Growth, microstructure and electrical properties of sputter-deposited hafnium oxide (HfO 2) thin films grown using a HfO 2 ceramic target

Abstract

Hafnium oxide (HfO 2) thin films have been made by radio-frequency (rf) magnetron-sputtering onto Si(1 0 0) substrates under varying growth temperature ( T s). HfO 2 ceramic target has been employed for sputtering while varying the T s from room temperature to 500 °C during deposition. The effect of T s on the growth and microstructure of deposited HfO 2 films has been studied using grazing incidence X-ray diffraction (GIXRD), and high-resolution scanning electron microscopy (HR-SEM) coupled with energy dispersive X-ray spectrometry (EDS). The results indicate that the effect of T s is significant on the growth, surface and interface structure, morphology and chemical composition of the HfO 2 films. Structural characterization indicates that the HfO 2 films grown at T s < 200 °C are amorphous while films grown at T s > 200 °C are nanocrystalline.

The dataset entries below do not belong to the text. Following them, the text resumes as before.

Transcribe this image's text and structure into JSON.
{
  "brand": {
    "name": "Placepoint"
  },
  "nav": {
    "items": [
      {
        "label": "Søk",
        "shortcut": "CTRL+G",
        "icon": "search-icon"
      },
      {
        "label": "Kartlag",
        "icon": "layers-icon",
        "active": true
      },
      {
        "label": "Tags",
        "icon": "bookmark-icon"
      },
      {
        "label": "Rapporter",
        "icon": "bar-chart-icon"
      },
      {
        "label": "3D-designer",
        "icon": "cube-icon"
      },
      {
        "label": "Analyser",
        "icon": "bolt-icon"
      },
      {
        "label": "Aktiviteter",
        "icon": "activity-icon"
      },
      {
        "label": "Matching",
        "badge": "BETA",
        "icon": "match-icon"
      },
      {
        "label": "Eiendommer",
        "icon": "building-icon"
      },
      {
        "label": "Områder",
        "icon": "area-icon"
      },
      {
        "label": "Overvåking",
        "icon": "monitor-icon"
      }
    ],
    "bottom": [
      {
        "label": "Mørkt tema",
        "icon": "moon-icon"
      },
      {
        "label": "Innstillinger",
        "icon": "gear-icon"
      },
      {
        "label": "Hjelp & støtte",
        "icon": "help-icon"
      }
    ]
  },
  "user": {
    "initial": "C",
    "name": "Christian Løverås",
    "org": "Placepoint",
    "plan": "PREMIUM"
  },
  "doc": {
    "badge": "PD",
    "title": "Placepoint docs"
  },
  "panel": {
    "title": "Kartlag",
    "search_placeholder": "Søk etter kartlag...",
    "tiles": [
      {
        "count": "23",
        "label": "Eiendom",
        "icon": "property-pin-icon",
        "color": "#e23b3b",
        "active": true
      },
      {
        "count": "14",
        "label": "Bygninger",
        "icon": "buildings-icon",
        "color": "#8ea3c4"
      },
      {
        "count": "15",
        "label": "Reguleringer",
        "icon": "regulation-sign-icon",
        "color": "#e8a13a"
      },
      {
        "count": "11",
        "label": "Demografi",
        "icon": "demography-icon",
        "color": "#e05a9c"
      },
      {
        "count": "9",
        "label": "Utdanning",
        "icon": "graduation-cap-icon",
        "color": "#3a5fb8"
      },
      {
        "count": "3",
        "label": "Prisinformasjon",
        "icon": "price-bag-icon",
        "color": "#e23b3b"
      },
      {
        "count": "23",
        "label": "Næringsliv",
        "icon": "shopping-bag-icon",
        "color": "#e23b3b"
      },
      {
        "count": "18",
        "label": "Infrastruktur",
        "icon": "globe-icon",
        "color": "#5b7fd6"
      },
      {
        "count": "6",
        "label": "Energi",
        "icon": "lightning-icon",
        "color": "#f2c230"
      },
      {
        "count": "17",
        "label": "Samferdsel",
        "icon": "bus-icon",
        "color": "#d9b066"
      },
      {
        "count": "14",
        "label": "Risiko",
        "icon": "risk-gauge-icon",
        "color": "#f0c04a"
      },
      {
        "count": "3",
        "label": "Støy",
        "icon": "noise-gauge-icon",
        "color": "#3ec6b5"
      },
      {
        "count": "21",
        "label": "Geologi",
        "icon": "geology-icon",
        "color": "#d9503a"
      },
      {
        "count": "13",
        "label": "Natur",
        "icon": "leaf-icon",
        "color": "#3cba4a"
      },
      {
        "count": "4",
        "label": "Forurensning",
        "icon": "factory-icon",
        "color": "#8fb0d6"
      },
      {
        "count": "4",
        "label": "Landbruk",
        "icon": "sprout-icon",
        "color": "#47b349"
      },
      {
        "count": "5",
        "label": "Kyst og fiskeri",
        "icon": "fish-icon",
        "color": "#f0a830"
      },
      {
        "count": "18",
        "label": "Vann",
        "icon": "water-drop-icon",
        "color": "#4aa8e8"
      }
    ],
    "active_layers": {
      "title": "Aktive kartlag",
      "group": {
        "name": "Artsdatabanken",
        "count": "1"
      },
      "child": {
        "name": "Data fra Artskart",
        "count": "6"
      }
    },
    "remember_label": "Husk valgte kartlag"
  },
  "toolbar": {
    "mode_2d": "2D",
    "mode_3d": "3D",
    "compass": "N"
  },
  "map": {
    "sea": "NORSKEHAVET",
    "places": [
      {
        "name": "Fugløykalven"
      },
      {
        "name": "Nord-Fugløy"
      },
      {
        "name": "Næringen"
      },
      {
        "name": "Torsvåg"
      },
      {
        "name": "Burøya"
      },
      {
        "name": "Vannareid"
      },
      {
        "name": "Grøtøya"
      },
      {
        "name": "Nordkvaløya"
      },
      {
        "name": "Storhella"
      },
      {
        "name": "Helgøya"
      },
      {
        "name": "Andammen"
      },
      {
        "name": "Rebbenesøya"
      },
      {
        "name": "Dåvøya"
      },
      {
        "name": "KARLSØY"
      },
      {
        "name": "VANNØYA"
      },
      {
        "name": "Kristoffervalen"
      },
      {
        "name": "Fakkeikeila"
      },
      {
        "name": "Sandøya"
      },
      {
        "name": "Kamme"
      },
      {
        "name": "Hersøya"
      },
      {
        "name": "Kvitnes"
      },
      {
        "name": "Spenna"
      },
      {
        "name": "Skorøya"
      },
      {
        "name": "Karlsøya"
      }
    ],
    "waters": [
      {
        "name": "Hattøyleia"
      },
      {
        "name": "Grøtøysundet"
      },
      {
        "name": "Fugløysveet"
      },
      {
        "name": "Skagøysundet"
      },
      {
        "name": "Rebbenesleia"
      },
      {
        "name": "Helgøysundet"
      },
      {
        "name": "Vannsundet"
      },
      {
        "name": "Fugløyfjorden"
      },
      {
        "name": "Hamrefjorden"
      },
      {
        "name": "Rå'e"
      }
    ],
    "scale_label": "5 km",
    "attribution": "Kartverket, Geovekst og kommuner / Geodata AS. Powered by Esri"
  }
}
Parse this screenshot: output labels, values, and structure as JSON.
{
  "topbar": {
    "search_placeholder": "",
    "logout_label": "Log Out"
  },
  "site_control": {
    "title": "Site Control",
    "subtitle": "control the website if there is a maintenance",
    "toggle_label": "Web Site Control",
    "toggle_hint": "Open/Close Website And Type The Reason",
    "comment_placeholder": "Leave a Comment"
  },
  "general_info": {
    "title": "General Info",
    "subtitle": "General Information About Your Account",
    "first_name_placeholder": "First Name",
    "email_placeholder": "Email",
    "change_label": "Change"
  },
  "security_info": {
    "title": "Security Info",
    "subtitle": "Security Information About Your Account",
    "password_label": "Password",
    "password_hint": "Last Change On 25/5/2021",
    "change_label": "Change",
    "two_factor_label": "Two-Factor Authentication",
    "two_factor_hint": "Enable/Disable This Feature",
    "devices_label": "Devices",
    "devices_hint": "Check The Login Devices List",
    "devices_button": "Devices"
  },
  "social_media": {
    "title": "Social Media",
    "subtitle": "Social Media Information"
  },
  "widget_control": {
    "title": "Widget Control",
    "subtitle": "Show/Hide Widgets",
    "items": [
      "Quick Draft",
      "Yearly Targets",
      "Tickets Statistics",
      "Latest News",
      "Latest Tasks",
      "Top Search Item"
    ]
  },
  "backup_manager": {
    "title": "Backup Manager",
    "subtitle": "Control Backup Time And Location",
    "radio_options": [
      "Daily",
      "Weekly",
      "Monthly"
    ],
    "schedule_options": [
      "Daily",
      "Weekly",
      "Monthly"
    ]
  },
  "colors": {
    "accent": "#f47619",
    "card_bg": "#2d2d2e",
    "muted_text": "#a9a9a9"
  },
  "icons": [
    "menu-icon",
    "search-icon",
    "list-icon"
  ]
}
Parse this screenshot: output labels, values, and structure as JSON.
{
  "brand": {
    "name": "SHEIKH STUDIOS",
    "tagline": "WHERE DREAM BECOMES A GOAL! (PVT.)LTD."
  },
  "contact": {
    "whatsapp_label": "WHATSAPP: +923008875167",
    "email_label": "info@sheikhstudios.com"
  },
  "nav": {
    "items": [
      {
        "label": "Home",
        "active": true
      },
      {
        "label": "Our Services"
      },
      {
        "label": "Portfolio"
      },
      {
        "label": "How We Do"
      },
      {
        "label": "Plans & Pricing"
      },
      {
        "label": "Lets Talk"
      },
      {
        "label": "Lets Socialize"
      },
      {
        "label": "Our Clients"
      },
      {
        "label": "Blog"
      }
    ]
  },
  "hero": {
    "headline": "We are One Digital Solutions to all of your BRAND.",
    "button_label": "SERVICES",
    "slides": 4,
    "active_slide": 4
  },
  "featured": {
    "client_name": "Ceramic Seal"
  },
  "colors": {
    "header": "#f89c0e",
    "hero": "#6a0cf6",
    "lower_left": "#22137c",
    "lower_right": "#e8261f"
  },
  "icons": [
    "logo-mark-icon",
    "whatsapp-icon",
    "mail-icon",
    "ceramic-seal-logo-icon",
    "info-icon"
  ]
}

An amorphous-to-crystalline transition occurs at T s = 200 °C. Nanocrystalline HfO 2 films crystallized in a monoclinic structure with a (−1 1 1) orientation. An interface layer (IL) formation occurs due to reaction at the HfO 2–Si interface for HfO 2 films deposited at T s > 200 °C. The thickness of IL increases with increasing T s. EDS at the HfO 2–Si cross-section indicate that the IL is a (Hf, Si)–O compound. The electrical characterization using capacitance–voltage measurements indicate that the dielectric constant decreases from 25 to 16 with increasing T s. The current–voltage characteristics indicate that the leakage current increases significantly with increasing T s due to increased ILs.